I decided to finally empty the fridge of all the uneaten leftovers — and felt nothing short of shame
By Shannon Gallagher
“You wouldn’t dare throw this food away, would you?”
Photograph courtesy of Shutterstock
The other day, after I returned from the grocery store, I decided to finally empty the fridge of all the uneaten leftovers and unused produce that was starting to crowd the shelves. I pulled it all out an placed it on the floor, and felt nothing short of shame for the amount of food that had been wasted. Totally not cool. After two trips to the compost bucket, I began putting my groceries away and thought about how much money and waste I could save if I was just a little more conscientious. “Waste not, want not,” right?
Here are a few of the things I came up with. None of them are groundbreaking, but I think they’ll really help me — and hopefully you, too — to cut grocery costs and food waste:
- Only go to the store once a week (every other week, if you’re hardcore). Set your grocery store day and stick to it, that way you’ll be forced to get creative and use what’s lingering in the fridge and pantry.

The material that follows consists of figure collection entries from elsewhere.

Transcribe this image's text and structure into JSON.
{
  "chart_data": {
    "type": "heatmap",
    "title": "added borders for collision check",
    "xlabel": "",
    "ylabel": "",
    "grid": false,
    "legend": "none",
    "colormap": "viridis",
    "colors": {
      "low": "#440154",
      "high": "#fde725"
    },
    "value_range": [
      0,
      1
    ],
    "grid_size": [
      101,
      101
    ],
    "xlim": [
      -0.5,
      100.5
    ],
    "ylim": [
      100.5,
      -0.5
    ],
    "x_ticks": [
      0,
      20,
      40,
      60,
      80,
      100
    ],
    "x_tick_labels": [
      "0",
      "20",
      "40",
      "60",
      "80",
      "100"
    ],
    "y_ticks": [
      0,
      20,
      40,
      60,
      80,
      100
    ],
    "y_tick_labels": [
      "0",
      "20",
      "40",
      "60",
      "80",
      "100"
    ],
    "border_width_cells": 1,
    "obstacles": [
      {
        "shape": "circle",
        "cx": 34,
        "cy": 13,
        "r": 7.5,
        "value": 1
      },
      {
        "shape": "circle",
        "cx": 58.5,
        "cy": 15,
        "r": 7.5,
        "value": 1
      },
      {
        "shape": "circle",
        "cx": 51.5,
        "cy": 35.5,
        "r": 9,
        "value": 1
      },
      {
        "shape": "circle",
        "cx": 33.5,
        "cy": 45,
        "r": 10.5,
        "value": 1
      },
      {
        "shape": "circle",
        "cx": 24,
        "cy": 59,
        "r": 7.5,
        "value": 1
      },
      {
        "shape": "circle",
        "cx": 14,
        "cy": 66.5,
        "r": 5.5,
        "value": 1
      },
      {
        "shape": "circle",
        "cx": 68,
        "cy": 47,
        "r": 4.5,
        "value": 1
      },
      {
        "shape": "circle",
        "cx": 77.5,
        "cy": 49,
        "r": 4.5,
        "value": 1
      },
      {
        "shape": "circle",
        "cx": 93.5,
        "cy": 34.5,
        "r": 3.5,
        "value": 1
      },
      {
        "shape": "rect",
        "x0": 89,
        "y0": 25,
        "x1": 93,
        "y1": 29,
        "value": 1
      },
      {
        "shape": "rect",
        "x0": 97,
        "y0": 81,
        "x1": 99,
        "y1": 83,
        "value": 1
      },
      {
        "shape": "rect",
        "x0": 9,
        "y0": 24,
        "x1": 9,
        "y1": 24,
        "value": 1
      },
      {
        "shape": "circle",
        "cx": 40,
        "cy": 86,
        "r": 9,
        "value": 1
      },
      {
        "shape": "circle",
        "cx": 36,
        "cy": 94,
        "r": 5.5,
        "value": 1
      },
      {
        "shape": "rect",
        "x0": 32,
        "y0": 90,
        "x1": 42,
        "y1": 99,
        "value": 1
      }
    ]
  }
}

- To that end, keep some organic frozen veggies in the freezer. They won’t go bad, so if you find yourself out of fresh produce before grocery day, you’ll still have some nutrient-rich veg matter at your disposal. (Because they’re usually frozen right after picking, these veggies can be as nutritious as fresh.)
- If you’re a member of a CSA (which you should be), and you don’t usually get through your full share of produce without it going bad, learn how to can it, or wash, chop, and freeze it now so you can use it later.

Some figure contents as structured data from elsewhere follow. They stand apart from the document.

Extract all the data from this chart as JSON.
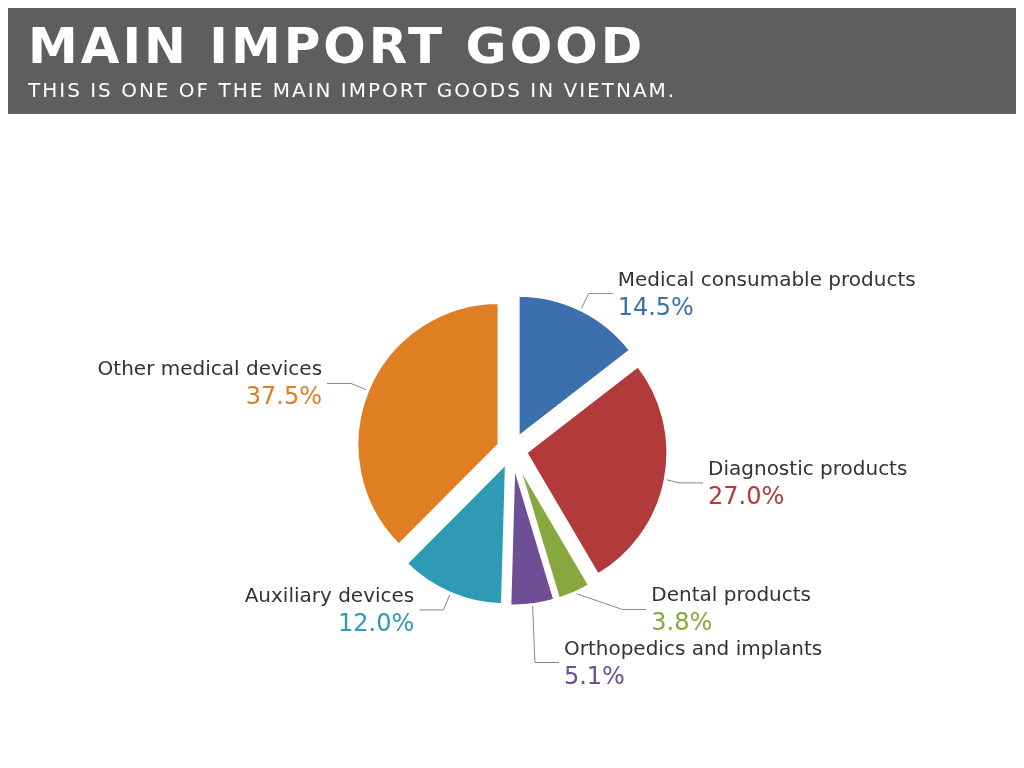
{
  "chart_data": {
    "type": "pie",
    "title": "MAIN IMPORT GOOD",
    "subtitle": "THIS IS ONE OF THE MAIN IMPORT GOODS IN VIETNAM.",
    "categories": [
      "Medical consumable products",
      "Diagnostic products",
      "Dental products",
      "Orthopedics and implants",
      "Auxiliary devices",
      "Other medical devices"
    ],
    "values": [
      14.5,
      27.0,
      3.8,
      5.1,
      12.0,
      37.5
    ],
    "value_labels": [
      "14.5%",
      "27.0%",
      "3.8%",
      "5.1%",
      "12.0%",
      "37.5%"
    ],
    "colors": [
      "#3b6fad",
      "#b23a3a",
      "#86a83e",
      "#6e4f96",
      "#2e9ab4",
      "#e07f22"
    ],
    "legend": false
  }
}
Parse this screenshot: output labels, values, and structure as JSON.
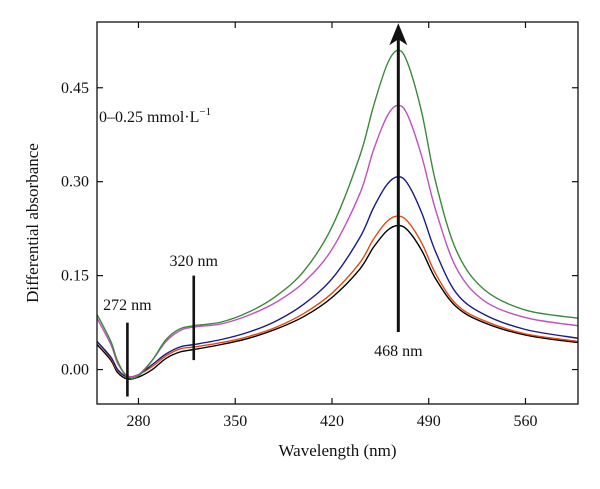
{
  "chart_data": {
    "type": "line",
    "title": "",
    "xlabel": "Wavelength (nm)",
    "ylabel": "Differential absorbance",
    "xlim": [
      250,
      598
    ],
    "ylim": [
      -0.055,
      0.555
    ],
    "xticks": [
      280,
      350,
      420,
      490,
      560
    ],
    "yticks": [
      0.0,
      0.15,
      0.3,
      0.45
    ],
    "ytick_labels": [
      "0.00",
      "0.15",
      "0.30",
      "0.45"
    ],
    "grid": false,
    "legend": "none",
    "series": [
      {
        "color": "#000000",
        "x": [
          250,
          260,
          265,
          272,
          280,
          290,
          300,
          310,
          320,
          340,
          360,
          380,
          400,
          420,
          440,
          450,
          460,
          468,
          475,
          485,
          495,
          510,
          530,
          560,
          598
        ],
        "y": [
          0.04,
          0.015,
          -0.005,
          -0.015,
          -0.012,
          0.0,
          0.018,
          0.028,
          0.032,
          0.04,
          0.05,
          0.065,
          0.085,
          0.115,
          0.16,
          0.195,
          0.222,
          0.23,
          0.222,
          0.19,
          0.145,
          0.1,
          0.075,
          0.055,
          0.043
        ]
      },
      {
        "color": "#e8480c",
        "x": [
          250,
          260,
          265,
          272,
          280,
          290,
          300,
          310,
          320,
          340,
          360,
          380,
          400,
          420,
          440,
          450,
          460,
          468,
          475,
          485,
          495,
          510,
          530,
          560,
          598
        ],
        "y": [
          0.045,
          0.018,
          -0.002,
          -0.012,
          -0.008,
          0.005,
          0.022,
          0.033,
          0.036,
          0.043,
          0.053,
          0.068,
          0.09,
          0.122,
          0.17,
          0.208,
          0.237,
          0.245,
          0.236,
          0.202,
          0.153,
          0.104,
          0.078,
          0.057,
          0.045
        ]
      },
      {
        "color": "#1a1a8c",
        "x": [
          250,
          260,
          265,
          272,
          280,
          290,
          300,
          310,
          320,
          340,
          360,
          380,
          400,
          420,
          440,
          450,
          460,
          468,
          475,
          485,
          495,
          510,
          530,
          560,
          598
        ],
        "y": [
          0.045,
          0.02,
          0.0,
          -0.012,
          -0.008,
          0.008,
          0.025,
          0.036,
          0.04,
          0.048,
          0.06,
          0.078,
          0.105,
          0.145,
          0.21,
          0.258,
          0.296,
          0.308,
          0.296,
          0.25,
          0.188,
          0.122,
          0.088,
          0.064,
          0.05
        ]
      },
      {
        "color": "#c050c0",
        "x": [
          250,
          260,
          265,
          272,
          280,
          290,
          300,
          310,
          320,
          340,
          360,
          380,
          400,
          420,
          440,
          450,
          460,
          468,
          475,
          485,
          495,
          510,
          530,
          560,
          598
        ],
        "y": [
          0.082,
          0.04,
          0.01,
          -0.01,
          -0.008,
          0.015,
          0.045,
          0.062,
          0.068,
          0.073,
          0.087,
          0.108,
          0.14,
          0.192,
          0.28,
          0.35,
          0.405,
          0.422,
          0.405,
          0.34,
          0.255,
          0.162,
          0.11,
          0.083,
          0.07
        ]
      },
      {
        "color": "#3a8a3a",
        "x": [
          250,
          260,
          265,
          272,
          280,
          290,
          300,
          310,
          320,
          340,
          360,
          380,
          400,
          420,
          440,
          450,
          460,
          468,
          475,
          485,
          495,
          510,
          530,
          560,
          598
        ],
        "y": [
          0.088,
          0.045,
          0.013,
          -0.012,
          -0.01,
          0.015,
          0.048,
          0.065,
          0.07,
          0.076,
          0.092,
          0.118,
          0.158,
          0.228,
          0.34,
          0.42,
          0.488,
          0.51,
          0.488,
          0.41,
          0.3,
          0.19,
          0.128,
          0.095,
          0.082
        ]
      }
    ],
    "annotations": [
      {
        "text": "0–0.25 mmol·L",
        "superscript": "−1",
        "x": 292,
        "y": 0.395
      },
      {
        "text": "320 nm",
        "x": 320,
        "y": 0.165
      },
      {
        "text": "272 nm",
        "x": 272,
        "y": 0.095
      },
      {
        "text": "468 nm",
        "x": 468,
        "y": 0.022
      }
    ],
    "markers": [
      {
        "kind": "line",
        "x": 272,
        "y1": -0.043,
        "y2": 0.075
      },
      {
        "kind": "line",
        "x": 320,
        "y1": 0.015,
        "y2": 0.15
      },
      {
        "kind": "arrow-up",
        "x": 468,
        "y1": 0.06,
        "y2": 0.553
      }
    ]
  }
}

- Plan your menu for the week before you go to the store, so that you’ll have everything you need on hand.
- When possible, purchase things like grains, beans, and cereal from the bulk section so the amount you buy is appropriate for your family’s unique size and demand.
- Eat leftovers. Or make smaller recipes.
- If you have a toddler — and let’s be honest, most toddlers eat like birds — get in the habit of only offering them small amounts at a time. Having them ask for more is better than having to scrape dinner off the floor or toss it in the trash, and it’ll make you feel like they like your cooking.
- Compost. That way, even your food waste is being reused!
Green Living Tip of the Week:
One of the best (and most radical) things you can do for the environment is to reduce your consumption. Recycling is great, but using less and reusing more should always be the bread-and-butter of your green-living philosophy. That said, when you do buy, try to do so locally and support companies that share your environmental consciousness. For example, Crayola now uses recycled plastic for their markers, Thirsties wraps their diaper covers in compostable/biodegradable bags, and at UPS, you can offset your carbon emissions from shipping for as low as five cents a package.